Results of library panning experiments showing enrichments against (A) SARS CoV protein RBD and (B) Hendra virus protein sG.

The selected antibodies against SARS CoV RBD are very close to germlines in sequence and have relatively high binding activity

To determine the extent to which antibodies against SARS CoV selected from the cord blood library are mutated, a number of individual clones with high affinity for the SARS CoV RBD were identified by mpELISA as described in Section 2. Sequencing of these clones revealed them to be identical. This unique clone, designated m390, contains gene products of HV3–30 and KV2–28 in the heavy and light chain V regions, respectively, (Fig. 4 A). M390 has only 2 AA mutations each in the V regions of both heavy and light chains and no mutations in the D and J regions. The purified soluble m390 Fab bound to SARS CoV RBD with an EC50 of about 50 nM while no binding to an irrelevant antigen gp120Bal was observed suggesting the specificity of the binding (Fig. 4B). Previously, vesicular stomatitis virus (VSV) specific antibodies with VHQ52/Vκ19–28 gene combination elicited in a mouse model were found devoid of somatic mutations but showed high binding avidities [23]. These results are in line with our previous findings and provide supporting evidence for our hypothesis that extensive somatic hypermutations could be a unique feature for bnAbs against HIV-1 and perhaps other viruses causing chronic infections.

Fig. 4

Characterization of a representative antibody against SARS CoV. (A) The VH and VL sequences of m390 are shown along with potential germline precursors. The six CDRs are depicted in bold face following the Kabat numbering scheme. Only mutated residues are shown for the germline sequences. (B) ELISA binding of Fab m390 to SARS CoV protein RBD and an irrelevant antigen HIV-1 gp120Bal showing the specificity of the binding.

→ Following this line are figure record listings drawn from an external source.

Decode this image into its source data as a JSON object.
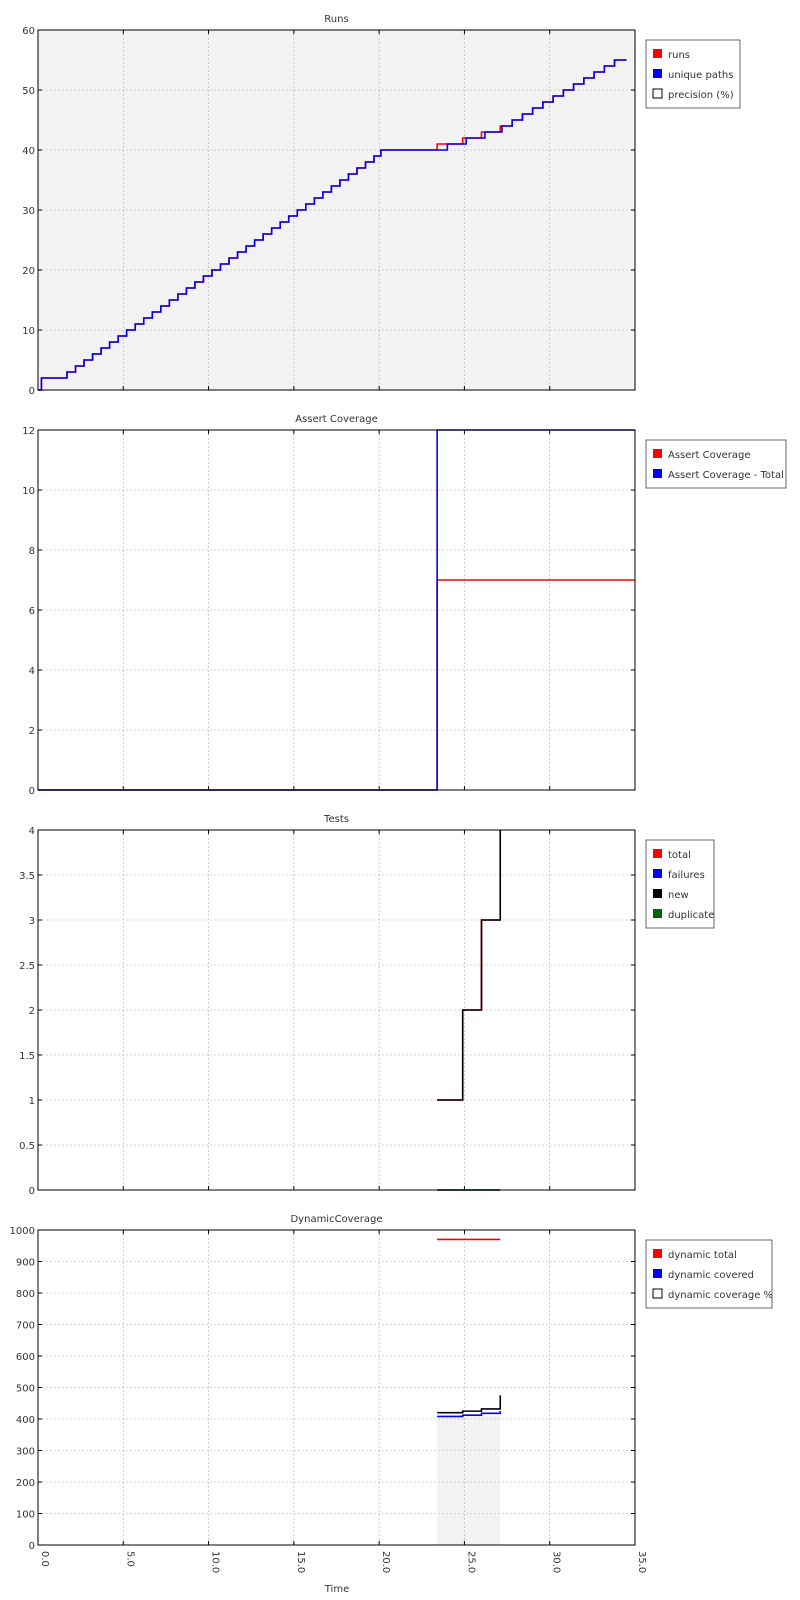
{
  "xlabel": "Time",
  "x_ticks": [
    "0.0",
    "5.0",
    "10.0",
    "15.0",
    "20.0",
    "25.0",
    "30.0",
    "35.0"
  ],
  "colors": {
    "red": "#ff0000",
    "blue": "#0000ff",
    "black": "#000000",
    "green": "#006400",
    "panel_bg": "#f2f2f2",
    "grid": "#b0b0b0"
  },
  "chart_data": [
    {
      "type": "line",
      "title": "Runs",
      "xlim": [
        0,
        35
      ],
      "ylim": [
        0,
        60
      ],
      "y_ticks": [
        "0",
        "10",
        "20",
        "30",
        "40",
        "50",
        "60"
      ],
      "y_tick_values": [
        0,
        10,
        20,
        30,
        40,
        50,
        60
      ],
      "background": "#f2f2f2",
      "grid": true,
      "legend": {
        "placement": "right",
        "entries": [
          {
            "label": "runs",
            "color": "#ff0000",
            "filled": true
          },
          {
            "label": "unique paths",
            "color": "#0000ff",
            "filled": true
          },
          {
            "label": "precision (%)",
            "color": "#000000",
            "filled": false
          }
        ]
      },
      "series": [
        {
          "name": "runs",
          "color": "#ff0000",
          "step": true,
          "x": [
            0,
            0.2,
            1.7,
            2.2,
            2.7,
            3.2,
            3.7,
            4.2,
            4.7,
            5.2,
            5.7,
            6.2,
            6.7,
            7.2,
            7.7,
            8.2,
            8.7,
            9.2,
            9.7,
            10.2,
            10.7,
            11.2,
            11.7,
            12.2,
            12.7,
            13.2,
            13.7,
            14.2,
            14.7,
            15.2,
            15.7,
            16.2,
            16.7,
            17.2,
            17.7,
            18.2,
            18.7,
            19.2,
            19.7,
            20.1,
            23.4,
            24.9,
            26.0,
            27.1,
            27.8,
            28.4,
            29.0,
            29.6,
            30.2,
            30.8,
            31.4,
            32.0,
            32.6,
            33.2,
            33.8,
            34.5
          ],
          "y": [
            0,
            2,
            3,
            4,
            5,
            6,
            7,
            8,
            9,
            10,
            11,
            12,
            13,
            14,
            15,
            16,
            17,
            18,
            19,
            20,
            21,
            22,
            23,
            24,
            25,
            26,
            27,
            28,
            29,
            30,
            31,
            32,
            33,
            34,
            35,
            36,
            37,
            38,
            39,
            40,
            41,
            42,
            43,
            44,
            45,
            46,
            47,
            48,
            49,
            50,
            51,
            52,
            53,
            54,
            55,
            55
          ]
        },
        {
          "name": "unique paths",
          "color": "#0000ff",
          "step": true,
          "x": [
            0,
            0.2,
            1.7,
            2.2,
            2.7,
            3.2,
            3.7,
            4.2,
            4.7,
            5.2,
            5.7,
            6.2,
            6.7,
            7.2,
            7.7,
            8.2,
            8.7,
            9.2,
            9.7,
            10.2,
            10.7,
            11.2,
            11.7,
            12.2,
            12.7,
            13.2,
            13.7,
            14.2,
            14.7,
            15.2,
            15.7,
            16.2,
            16.7,
            17.2,
            17.7,
            18.2,
            18.7,
            19.2,
            19.7,
            20.1,
            24.0,
            25.1,
            26.2,
            27.2,
            27.8,
            28.4,
            29.0,
            29.6,
            30.2,
            30.8,
            31.4,
            32.0,
            32.6,
            33.2,
            33.8,
            34.5
          ],
          "y": [
            0,
            2,
            3,
            4,
            5,
            6,
            7,
            8,
            9,
            10,
            11,
            12,
            13,
            14,
            15,
            16,
            17,
            18,
            19,
            20,
            21,
            22,
            23,
            24,
            25,
            26,
            27,
            28,
            29,
            30,
            31,
            32,
            33,
            34,
            35,
            36,
            37,
            38,
            39,
            40,
            41,
            42,
            43,
            44,
            45,
            46,
            47,
            48,
            49,
            50,
            51,
            52,
            53,
            54,
            55,
            55
          ]
        }
      ]
    },
    {
      "type": "line",
      "title": "Assert Coverage",
      "xlim": [
        0,
        35
      ],
      "ylim": [
        0,
        12
      ],
      "y_ticks": [
        "0",
        "2",
        "4",
        "6",
        "8",
        "10",
        "12"
      ],
      "y_tick_values": [
        0,
        2,
        4,
        6,
        8,
        10,
        12
      ],
      "background": "#ffffff",
      "grid": true,
      "legend": {
        "placement": "right",
        "entries": [
          {
            "label": "Assert Coverage",
            "color": "#ff0000",
            "filled": true
          },
          {
            "label": "Assert Coverage - Total",
            "color": "#0000ff",
            "filled": true
          }
        ]
      },
      "series": [
        {
          "name": "Assert Coverage",
          "color": "#ff0000",
          "step": true,
          "x": [
            0,
            23.4,
            35
          ],
          "y": [
            0,
            7,
            7
          ]
        },
        {
          "name": "Assert Coverage - Total",
          "color": "#0000ff",
          "step": true,
          "x": [
            0,
            23.4,
            35
          ],
          "y": [
            0,
            12,
            12
          ]
        }
      ]
    },
    {
      "type": "line",
      "title": "Tests",
      "xlim": [
        0,
        35
      ],
      "ylim": [
        0,
        4
      ],
      "y_ticks": [
        "0",
        "0.5",
        "1",
        "1.5",
        "2",
        "2.5",
        "3",
        "3.5",
        "4"
      ],
      "y_tick_values": [
        0,
        0.5,
        1,
        1.5,
        2,
        2.5,
        3,
        3.5,
        4
      ],
      "background": "#ffffff",
      "grid": true,
      "legend": {
        "placement": "right",
        "entries": [
          {
            "label": "total",
            "color": "#ff0000",
            "filled": true
          },
          {
            "label": "failures",
            "color": "#0000ff",
            "filled": true
          },
          {
            "label": "new",
            "color": "#000000",
            "filled": true
          },
          {
            "label": "duplicate",
            "color": "#006400",
            "filled": true
          }
        ]
      },
      "series": [
        {
          "name": "total",
          "color": "#ff0000",
          "step": true,
          "x": [
            23.4,
            24.9,
            26.0,
            27.1,
            27.1
          ],
          "y": [
            1,
            2,
            3,
            4,
            4
          ]
        },
        {
          "name": "failures",
          "color": "#0000ff",
          "step": true,
          "x": [
            23.4,
            27.1
          ],
          "y": [
            0,
            0
          ]
        },
        {
          "name": "new",
          "color": "#000000",
          "step": true,
          "x": [
            23.4,
            24.9,
            26.0,
            27.1,
            27.1
          ],
          "y": [
            1,
            2,
            3,
            4,
            4
          ]
        },
        {
          "name": "duplicate",
          "color": "#006400",
          "step": true,
          "x": [
            23.4,
            27.1
          ],
          "y": [
            0,
            0
          ]
        }
      ]
    },
    {
      "type": "line",
      "title": "DynamicCoverage",
      "xlim": [
        0,
        35
      ],
      "ylim": [
        0,
        1000
      ],
      "y_ticks": [
        "0",
        "100",
        "200",
        "300",
        "400",
        "500",
        "600",
        "700",
        "800",
        "900",
        "1000"
      ],
      "y_tick_values": [
        0,
        100,
        200,
        300,
        400,
        500,
        600,
        700,
        800,
        900,
        1000
      ],
      "background": "#ffffff",
      "grid": true,
      "legend": {
        "placement": "right",
        "entries": [
          {
            "label": "dynamic total",
            "color": "#ff0000",
            "filled": true
          },
          {
            "label": "dynamic covered",
            "color": "#0000ff",
            "filled": true
          },
          {
            "label": "dynamic coverage %",
            "color": "#000000",
            "filled": false
          }
        ]
      },
      "area": {
        "x": [
          23.4,
          27.1
        ],
        "y": 410,
        "color": "#f2f2f2"
      },
      "series": [
        {
          "name": "dynamic total",
          "color": "#ff0000",
          "step": true,
          "x": [
            23.4,
            27.1
          ],
          "y": [
            970,
            970
          ]
        },
        {
          "name": "dynamic covered",
          "color": "#0000ff",
          "step": true,
          "x": [
            23.4,
            24.9,
            26.0,
            27.1,
            27.1
          ],
          "y": [
            408,
            412,
            418,
            425,
            425
          ]
        },
        {
          "name": "dynamic coverage %",
          "color": "#000000",
          "step": true,
          "x": [
            23.4,
            24.9,
            26.0,
            27.1,
            27.1
          ],
          "y": [
            420,
            425,
            432,
            438,
            475
          ]
        }
      ]
    }
  ]
}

In summary, panning of a large phage-displayed minimally somatically-diversified antibody library derived from human cord blood against the HIV-1 Envs did not yield any significant binders. However, considerable specific enrichments were seen after panning against the SARS CoV RBD and Hendra virus sG, yielding an antibody against the RBD whose sequence is close to its parent germline. As we used the whole Envs in this study, one would expect the binding activity due to highly immunogenic epitopes such as the V3 loop which actually could bind and initiate immune response though it may be capable of diverting immune responses from the conserved epitopes. Therefore, the fact that there is no relatively high affinity binding of Envs might indicate that immune responses may not be so fast or in general are different than in the case of the other viruses. These results provide further evidence supporting and expanding the hypothesis that HIV-1 uses a strategy based on absent or weak binding of its conserved epitopes to germline antibodies for escaping neutralizing immune responses.